Dan White: How the budget is going to hit you hard in the pocket
The Government now needs to find at least €4bn in tax rises and spending cuts. The taxpayer will be fleeced. Here are the 10 ways Brian Lenihan is going to hit you in the pocket in December
1 Scrap the Croke Park pay deal: With public-sector pay gobbling up almost €20bn a year, a third of day-to-day spending, the Government is going to have to tear up the Croke Park deal which guarantees no public sector pay cuts or compulsory redundancies until 2014. Expect further pay cuts and serious cuts in public sector numbers in the budget.
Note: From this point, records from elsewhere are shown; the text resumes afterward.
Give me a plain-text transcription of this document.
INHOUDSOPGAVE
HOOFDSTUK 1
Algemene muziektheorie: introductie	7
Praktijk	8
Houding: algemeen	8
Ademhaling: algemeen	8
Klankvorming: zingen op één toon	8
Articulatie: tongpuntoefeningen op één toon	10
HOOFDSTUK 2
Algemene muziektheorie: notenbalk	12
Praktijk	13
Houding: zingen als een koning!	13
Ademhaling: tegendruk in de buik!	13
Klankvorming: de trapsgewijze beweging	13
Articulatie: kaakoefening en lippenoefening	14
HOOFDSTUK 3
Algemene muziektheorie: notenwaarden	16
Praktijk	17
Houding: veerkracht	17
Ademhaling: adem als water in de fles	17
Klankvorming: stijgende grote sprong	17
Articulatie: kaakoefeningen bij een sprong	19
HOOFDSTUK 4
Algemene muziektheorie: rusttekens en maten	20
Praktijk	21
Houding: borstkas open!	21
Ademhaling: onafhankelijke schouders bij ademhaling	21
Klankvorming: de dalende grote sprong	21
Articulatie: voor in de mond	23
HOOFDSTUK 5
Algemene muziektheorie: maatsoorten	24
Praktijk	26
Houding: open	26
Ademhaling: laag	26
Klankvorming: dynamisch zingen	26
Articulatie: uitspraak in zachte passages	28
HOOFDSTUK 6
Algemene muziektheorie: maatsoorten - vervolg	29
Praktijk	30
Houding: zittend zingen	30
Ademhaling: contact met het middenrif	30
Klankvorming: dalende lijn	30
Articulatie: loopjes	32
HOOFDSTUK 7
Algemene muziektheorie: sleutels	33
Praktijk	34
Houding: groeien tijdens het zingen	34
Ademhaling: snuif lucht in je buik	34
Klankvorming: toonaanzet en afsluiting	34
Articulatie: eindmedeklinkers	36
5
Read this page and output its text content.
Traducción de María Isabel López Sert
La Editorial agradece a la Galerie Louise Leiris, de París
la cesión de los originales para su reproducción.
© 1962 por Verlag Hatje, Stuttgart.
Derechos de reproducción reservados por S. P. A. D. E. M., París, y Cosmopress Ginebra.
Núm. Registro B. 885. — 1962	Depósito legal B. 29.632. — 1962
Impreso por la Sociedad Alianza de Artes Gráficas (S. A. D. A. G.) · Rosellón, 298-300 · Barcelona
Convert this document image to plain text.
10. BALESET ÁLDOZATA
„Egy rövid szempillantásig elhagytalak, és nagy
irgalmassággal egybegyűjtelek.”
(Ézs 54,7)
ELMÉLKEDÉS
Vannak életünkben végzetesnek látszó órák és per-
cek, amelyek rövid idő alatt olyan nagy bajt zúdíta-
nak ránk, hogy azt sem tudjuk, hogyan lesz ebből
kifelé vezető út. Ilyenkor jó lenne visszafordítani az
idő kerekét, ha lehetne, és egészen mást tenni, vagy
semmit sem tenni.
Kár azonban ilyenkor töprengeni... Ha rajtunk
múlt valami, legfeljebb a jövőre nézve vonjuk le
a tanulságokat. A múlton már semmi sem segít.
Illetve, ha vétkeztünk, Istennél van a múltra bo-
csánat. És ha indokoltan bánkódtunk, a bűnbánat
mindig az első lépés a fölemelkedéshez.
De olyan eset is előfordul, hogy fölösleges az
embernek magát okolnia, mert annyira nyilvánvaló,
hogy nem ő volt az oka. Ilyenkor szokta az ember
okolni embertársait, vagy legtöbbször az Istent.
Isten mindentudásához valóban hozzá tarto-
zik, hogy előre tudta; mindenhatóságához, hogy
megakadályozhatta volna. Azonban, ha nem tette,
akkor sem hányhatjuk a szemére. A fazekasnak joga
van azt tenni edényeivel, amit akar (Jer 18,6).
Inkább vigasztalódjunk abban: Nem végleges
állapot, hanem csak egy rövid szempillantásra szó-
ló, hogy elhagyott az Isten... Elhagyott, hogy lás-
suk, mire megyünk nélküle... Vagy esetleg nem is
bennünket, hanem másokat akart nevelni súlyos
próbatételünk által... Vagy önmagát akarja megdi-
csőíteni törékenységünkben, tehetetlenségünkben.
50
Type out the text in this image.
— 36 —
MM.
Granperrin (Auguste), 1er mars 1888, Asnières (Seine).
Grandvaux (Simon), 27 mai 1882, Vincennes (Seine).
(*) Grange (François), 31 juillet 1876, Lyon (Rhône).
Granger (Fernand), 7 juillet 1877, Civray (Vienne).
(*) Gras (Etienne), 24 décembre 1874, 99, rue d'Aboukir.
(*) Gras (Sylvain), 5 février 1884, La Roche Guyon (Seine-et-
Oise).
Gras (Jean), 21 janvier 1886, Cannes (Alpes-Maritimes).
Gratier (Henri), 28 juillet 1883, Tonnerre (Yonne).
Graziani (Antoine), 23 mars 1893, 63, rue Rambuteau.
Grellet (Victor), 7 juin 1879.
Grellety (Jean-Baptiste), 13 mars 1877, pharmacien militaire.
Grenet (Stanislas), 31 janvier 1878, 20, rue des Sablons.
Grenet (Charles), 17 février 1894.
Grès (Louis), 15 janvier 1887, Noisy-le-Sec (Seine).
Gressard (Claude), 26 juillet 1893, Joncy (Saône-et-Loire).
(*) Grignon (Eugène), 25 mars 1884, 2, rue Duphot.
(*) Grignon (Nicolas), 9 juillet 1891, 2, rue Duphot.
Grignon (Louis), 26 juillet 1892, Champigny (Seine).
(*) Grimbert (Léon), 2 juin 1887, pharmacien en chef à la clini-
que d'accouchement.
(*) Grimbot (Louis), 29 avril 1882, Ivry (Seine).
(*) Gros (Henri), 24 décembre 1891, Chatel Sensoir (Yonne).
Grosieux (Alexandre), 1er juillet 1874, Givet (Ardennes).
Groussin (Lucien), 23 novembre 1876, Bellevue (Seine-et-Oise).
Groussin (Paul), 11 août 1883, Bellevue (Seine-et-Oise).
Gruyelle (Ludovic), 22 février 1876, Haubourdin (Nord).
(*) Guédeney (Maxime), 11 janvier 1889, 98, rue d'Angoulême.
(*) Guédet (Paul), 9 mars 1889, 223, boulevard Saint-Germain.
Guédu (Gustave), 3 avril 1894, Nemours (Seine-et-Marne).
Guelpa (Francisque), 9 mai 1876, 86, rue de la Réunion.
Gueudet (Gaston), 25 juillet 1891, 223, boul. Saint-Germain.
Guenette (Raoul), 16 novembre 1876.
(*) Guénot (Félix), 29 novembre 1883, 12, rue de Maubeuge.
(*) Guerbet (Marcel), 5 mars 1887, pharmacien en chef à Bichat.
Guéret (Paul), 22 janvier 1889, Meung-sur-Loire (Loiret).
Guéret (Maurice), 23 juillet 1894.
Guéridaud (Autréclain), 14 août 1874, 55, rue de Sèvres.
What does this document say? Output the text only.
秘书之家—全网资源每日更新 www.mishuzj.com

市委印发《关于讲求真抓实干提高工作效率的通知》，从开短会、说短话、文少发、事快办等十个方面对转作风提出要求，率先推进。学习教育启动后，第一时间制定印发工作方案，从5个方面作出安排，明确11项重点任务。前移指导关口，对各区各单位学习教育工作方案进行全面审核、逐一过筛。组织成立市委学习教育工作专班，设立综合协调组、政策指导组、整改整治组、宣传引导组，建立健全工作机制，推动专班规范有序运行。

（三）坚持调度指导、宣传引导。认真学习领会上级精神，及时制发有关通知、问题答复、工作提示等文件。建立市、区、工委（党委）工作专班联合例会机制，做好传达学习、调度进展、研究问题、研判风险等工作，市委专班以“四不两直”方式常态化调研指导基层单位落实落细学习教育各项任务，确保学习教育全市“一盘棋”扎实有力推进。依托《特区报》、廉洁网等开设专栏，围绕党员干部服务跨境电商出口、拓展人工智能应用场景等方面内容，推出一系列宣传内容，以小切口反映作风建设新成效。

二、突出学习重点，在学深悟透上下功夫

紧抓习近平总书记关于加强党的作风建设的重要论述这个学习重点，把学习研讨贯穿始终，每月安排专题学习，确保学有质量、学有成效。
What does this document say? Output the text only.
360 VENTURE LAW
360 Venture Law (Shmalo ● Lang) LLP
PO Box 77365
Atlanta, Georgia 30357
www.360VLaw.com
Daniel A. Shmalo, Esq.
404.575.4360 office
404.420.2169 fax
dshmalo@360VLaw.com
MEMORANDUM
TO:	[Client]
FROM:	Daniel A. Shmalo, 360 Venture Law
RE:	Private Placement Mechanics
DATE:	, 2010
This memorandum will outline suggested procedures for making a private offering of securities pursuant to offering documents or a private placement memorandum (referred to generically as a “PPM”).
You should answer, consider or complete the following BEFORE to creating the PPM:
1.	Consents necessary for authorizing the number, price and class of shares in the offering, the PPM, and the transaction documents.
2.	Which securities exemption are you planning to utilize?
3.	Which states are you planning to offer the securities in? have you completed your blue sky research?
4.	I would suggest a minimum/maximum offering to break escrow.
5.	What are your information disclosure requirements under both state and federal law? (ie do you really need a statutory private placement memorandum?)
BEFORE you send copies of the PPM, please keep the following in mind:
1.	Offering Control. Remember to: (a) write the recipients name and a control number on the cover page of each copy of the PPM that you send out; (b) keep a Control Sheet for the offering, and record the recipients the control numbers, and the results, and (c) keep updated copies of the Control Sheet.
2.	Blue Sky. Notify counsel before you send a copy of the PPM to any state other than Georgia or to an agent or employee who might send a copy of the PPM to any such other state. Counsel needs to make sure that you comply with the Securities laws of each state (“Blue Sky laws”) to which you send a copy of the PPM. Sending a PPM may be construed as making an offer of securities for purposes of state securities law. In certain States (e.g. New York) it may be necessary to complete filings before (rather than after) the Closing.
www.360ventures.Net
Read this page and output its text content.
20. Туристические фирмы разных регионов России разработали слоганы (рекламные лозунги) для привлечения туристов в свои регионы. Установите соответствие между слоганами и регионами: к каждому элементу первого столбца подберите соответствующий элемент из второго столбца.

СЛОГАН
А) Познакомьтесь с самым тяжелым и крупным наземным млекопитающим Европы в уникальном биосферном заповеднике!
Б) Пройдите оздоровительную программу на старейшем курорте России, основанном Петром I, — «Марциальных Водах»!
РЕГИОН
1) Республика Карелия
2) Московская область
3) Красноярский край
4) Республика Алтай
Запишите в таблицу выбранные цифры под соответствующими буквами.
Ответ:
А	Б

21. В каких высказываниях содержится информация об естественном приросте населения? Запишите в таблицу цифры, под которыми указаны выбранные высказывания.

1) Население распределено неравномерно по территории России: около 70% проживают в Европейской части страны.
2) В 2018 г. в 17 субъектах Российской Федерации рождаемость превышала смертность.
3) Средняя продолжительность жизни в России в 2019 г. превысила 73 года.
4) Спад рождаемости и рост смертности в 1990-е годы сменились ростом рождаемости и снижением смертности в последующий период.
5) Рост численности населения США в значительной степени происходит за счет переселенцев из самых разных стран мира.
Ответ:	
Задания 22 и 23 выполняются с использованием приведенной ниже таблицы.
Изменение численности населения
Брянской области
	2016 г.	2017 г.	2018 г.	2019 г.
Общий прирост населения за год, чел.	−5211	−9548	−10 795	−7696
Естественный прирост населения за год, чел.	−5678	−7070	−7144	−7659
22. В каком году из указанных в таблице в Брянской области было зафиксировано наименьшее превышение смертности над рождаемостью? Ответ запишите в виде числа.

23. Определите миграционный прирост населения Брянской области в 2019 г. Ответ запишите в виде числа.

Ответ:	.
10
2 Tax children's allowance: Paying children's allowance to every family in the country, regardless of their wealth, has never made any sense. Fearful of alienating female voters, the Government has shied away from grasping this political nettle. Until now. Expect children's allowance payments to be made taxable in the Budget.
3 Increase road tax: Anyone who has bought a low-emissions car since 2008 has ended up paying a fraction of the annual road tax which they used to pay, with many motorists now paying a third or less of the road tax that they used to. With the Greens, whose idea this largely was, on the way out, expect this gap to be significantly narrowed.
4 Raise company tax: For years Ireland's 12.5pc tax rate on company profits has been sacrosanct. This has annoyed the hell out of the European Commission and other EU member-countries. Now that we are so utterly dependent on the EU, the introduction of a higher company tax rate in the Budget, probably to either 15pc or 17.5pc is an absolute no-brainer.
5 Put up "carbon tax": Last year the Government introduced a new "carbon tax" of €15 a tonne. Expect this to be at least doubled on December 7. As a measure which can be dressed up as saving the planet, it has the double political benefit of being something that can be blamed on the Greens while at the same time being used to placate the junior Government partner for removing the road tax advantage enjoyed by low--emissions cars (see 3).
6 Cap public sector pay: As it tries to secure public support for yet more tax increases and public spending cuts, the nonsense of senior Irish public sector employees being among the best-paid in the world, Brian Cowen earns more than David Cameron, cannot be allowed to continue. Expect the budget to introduce a cap on public sector pay of €150,000 per individual per year or less.
7 Introduce a flat-rate property tax: The desperate situation in the public finances means that the issue of a property tax, something which every other developed country has, can no longer be avoided. The success of the second-home tax shows that this is a relatively easy source of new revenue.
8 Introduce water charges: Like a property tax, this is another new tax whose time will come on December 7. Forget all of the Blarney about smart-metering and water being a scare resource -- in Ireland where it rains up to 300 days a year. This is about money.
9 Tax the lower-paid: Almost half of those in employment pay no income tax. This might have been an affordable luxury in the good times but not now. Expect all of those in employment to be brought into the PAYE net on December 7, possibly through the introduction of a new 10pc income tax rate for those on low incomes.
10 Bring forward the date of the Budget: With the Government now effectively locked out of the bond markets, we can't afford to wait until December 7. We have got to end the uncertainty as quickly as possible. The only way this can be done is for Brian Lenihan to bring forward the date of the Budget and get the pain out of the way as soon as possible.